The biggest project for Pickle this year is the Annual 1st Grade Dinosaur Museum. All of the first-graders do group projects, including big class projects and little in-class projects. But the big project every year is the diorama that they make at home and bring in to show off on the big day.
The guidelines are pretty simple.
1. The diorama is to be the approximate size of a shoe box.
2. Make items for the scene. (No plastic dinosaur toys.)
3. The project is to be done by the students. Parents are allowed to assist, but the child is to be the leader.
While chatting with a friend whose children went to the same school, she warned me, “The other parents are going to do all the work.” “You didn’t.” “Nope, but the other parents all did.” I thought back, many years ago, to science fairs and such. There was always a project or two that the parents helped too much with. I had a little giggle and she gave me a “you’ll see” look. But really, it’s a first-grade project. It’s not like the kids are even getting grades on it!
We spent a fair bit of time talking about what Pickle wanted in his diorama. I helped him research what type plants his dinosaur may have been around and what type of animals it may have preyed on. Hubby helped him cut out the cardboard. Otherwise he did all the work. Don’t get me wrong, it was no Van Gogh, but for a six-year-old, he did a good job. He was rightfully proud of his work as we brought it to school.
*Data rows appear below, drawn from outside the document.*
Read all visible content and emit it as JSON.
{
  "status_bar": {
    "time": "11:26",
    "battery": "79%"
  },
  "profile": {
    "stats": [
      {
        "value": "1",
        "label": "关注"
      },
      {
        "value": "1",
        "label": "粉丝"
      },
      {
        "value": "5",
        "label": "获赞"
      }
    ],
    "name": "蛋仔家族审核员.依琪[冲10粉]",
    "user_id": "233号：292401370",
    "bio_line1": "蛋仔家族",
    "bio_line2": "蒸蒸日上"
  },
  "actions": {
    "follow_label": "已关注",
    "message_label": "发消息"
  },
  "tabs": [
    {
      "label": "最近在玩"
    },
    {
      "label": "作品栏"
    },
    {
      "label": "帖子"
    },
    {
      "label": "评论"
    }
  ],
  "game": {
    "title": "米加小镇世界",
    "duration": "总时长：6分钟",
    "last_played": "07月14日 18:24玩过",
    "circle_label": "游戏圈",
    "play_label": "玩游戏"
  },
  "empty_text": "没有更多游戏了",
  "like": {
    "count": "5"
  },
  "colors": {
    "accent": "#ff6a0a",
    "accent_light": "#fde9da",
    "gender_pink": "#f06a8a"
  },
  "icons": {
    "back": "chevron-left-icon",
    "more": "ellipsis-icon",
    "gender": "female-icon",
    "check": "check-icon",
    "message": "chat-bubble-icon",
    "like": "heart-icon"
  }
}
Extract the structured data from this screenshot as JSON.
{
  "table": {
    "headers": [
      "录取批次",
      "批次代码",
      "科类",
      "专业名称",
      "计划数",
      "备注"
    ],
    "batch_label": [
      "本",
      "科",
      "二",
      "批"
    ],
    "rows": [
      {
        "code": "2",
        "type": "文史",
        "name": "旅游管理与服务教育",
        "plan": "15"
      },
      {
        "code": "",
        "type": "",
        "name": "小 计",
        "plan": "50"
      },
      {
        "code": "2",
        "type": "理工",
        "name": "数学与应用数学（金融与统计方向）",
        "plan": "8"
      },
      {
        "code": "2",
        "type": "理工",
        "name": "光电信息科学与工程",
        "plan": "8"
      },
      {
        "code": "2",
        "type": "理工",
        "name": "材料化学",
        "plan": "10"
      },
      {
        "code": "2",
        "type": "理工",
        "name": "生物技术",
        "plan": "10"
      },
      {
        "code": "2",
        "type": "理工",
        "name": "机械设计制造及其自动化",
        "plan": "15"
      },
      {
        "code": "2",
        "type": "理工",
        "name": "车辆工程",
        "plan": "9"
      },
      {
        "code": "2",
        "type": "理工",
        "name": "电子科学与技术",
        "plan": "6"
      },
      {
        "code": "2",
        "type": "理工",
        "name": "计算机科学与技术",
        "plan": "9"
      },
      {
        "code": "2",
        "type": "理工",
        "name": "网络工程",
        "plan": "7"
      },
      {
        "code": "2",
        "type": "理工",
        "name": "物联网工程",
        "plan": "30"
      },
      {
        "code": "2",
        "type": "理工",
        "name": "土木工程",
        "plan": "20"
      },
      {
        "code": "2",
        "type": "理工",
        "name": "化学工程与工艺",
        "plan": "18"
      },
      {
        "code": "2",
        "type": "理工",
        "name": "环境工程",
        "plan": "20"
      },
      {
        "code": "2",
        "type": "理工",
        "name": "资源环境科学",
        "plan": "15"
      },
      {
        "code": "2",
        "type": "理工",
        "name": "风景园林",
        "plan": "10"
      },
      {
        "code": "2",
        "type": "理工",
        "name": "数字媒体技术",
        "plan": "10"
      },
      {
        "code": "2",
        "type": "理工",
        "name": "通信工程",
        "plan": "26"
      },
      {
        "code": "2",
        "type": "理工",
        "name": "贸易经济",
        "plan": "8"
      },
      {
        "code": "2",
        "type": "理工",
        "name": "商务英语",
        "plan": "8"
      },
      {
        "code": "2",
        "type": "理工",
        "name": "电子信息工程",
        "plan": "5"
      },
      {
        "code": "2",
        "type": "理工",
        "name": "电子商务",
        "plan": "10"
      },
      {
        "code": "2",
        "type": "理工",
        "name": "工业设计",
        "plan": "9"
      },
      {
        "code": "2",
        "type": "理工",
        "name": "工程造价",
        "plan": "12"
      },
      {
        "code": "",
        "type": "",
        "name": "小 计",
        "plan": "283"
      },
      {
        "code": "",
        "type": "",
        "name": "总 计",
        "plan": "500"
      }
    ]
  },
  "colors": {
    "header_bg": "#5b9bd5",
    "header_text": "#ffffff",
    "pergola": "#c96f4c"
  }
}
They spent all day setting up for the museum and I got off early from work to make sure I had time to see it. Pickle lead me over to his desk where his diorama sat, showed it to me, and then closed the box. He was embarrassed. “Buddy, what’s wrong?” “Mine’s isn’t like everybody else.” I was a bit confused and looked around. I was shocked. All around the room were projects that were done by the parents. I stood there and looked at elaborate projects I couldn’t pull off, projects made with plastic toys, and one that may have required a minor in art. Of the twenty-one kids in Pickle’s class, it looked like only two others had done their own work. I looked back at Pickle, trying to hide his project, and I was pissed!
When I looked around the room, I saw parents that were trying to outdo each other in the fucked-up little game parents play when they go on ad nauseam about how over achieving their kids are. To them this was just the next step after “Becky learned to walk at 12 months.” “Really? That’s nice, Lisa was only 11 months old.”
Pickle didn’t see that. He looked around the room and saw that the projects were better than his and assumed that just like him, his classmates did all the work too. He was comparing all his hard work to that of an adult, and it almost brought him to tears. I told him how proud I was of him, how hard he worked, and how we researched to make sure it was right. What I wanted to do was explain it to him, loud enough for everyoen to hear, but I didn’t. I couldn’t. I had a wounded little one, and I had to make him feel better. We talked quietly not to make a scene, and when his teacher came over and she and I agreed that Pickle did a great job, he felt better. Then we got apple juice.
A few words for parents that are thinking about doing their kids’ projects. Knock it the fuck off. You may be perfectly okay telling your kid they are not good enough (because if they were, you would let them do it), but you are raising the bar so that no child has a chance. Ruin your own kid’s self-esteem, but not mine. You aren’t helping anyone. Your kid isn’t learning what they need to. And I’m pretty sure your kid’s teacher doesn’t want to see another diorama made by a thirty-year-old.